In 1964, aged 55, Bill retired from the RAAF and took up the position of Industrial Hygiene Medical Officer with the Department of Health. His expertise in decompression was highly applicable to a number of underground construction projects then in progress. On retiring from the Department, he subsequently entered general medical practice in Geelong with his elder brother, Cecil.

Bill also served for many years as a local government councilor, and was Mayor of the City of Brighton, between 1973 and 1974.

LIke his father and grandfather before him, Bill possessed an extraordinary memory. Even past age 100 he could recall comprehensive details of English literature, history and clinical anatomy.
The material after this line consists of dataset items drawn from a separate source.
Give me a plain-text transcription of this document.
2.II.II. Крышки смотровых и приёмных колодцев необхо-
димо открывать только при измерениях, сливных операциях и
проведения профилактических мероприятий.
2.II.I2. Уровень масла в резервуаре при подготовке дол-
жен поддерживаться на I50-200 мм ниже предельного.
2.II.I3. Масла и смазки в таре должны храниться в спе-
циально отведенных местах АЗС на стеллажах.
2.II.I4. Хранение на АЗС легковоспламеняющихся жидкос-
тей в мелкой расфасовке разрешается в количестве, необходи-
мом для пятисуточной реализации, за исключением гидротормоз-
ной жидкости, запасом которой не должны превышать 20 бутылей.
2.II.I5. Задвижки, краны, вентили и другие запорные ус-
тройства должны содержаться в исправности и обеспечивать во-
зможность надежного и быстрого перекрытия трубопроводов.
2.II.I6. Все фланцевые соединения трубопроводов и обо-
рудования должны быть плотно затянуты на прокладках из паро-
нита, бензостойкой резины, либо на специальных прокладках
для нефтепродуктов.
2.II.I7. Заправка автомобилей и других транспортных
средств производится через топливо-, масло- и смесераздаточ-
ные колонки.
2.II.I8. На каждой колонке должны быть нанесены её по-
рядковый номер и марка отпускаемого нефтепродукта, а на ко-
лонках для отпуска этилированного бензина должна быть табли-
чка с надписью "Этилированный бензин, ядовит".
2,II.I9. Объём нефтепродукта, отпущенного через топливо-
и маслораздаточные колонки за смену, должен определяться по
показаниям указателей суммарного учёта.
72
The other remarkable thing about Bill was his physical fitness. He exercised with a brisk daily walk until his mid-nineties, when osteoarthritis in his knees forced him to slow down.

As a young man, Bill wrote down a list of the things he wanted to achieve in life: in his final years he said he had achieved everything on the list, including living to 100, with the one exception of running for State Parliament, an opportunity he was offered but declined. However, of all his achievements he said: ‘it is the people in your life that matter’.

Bill is survived by his wife, Lila, their children, Julian and Alison, and four grandchildren, Nicholas, Emily, Louise and William.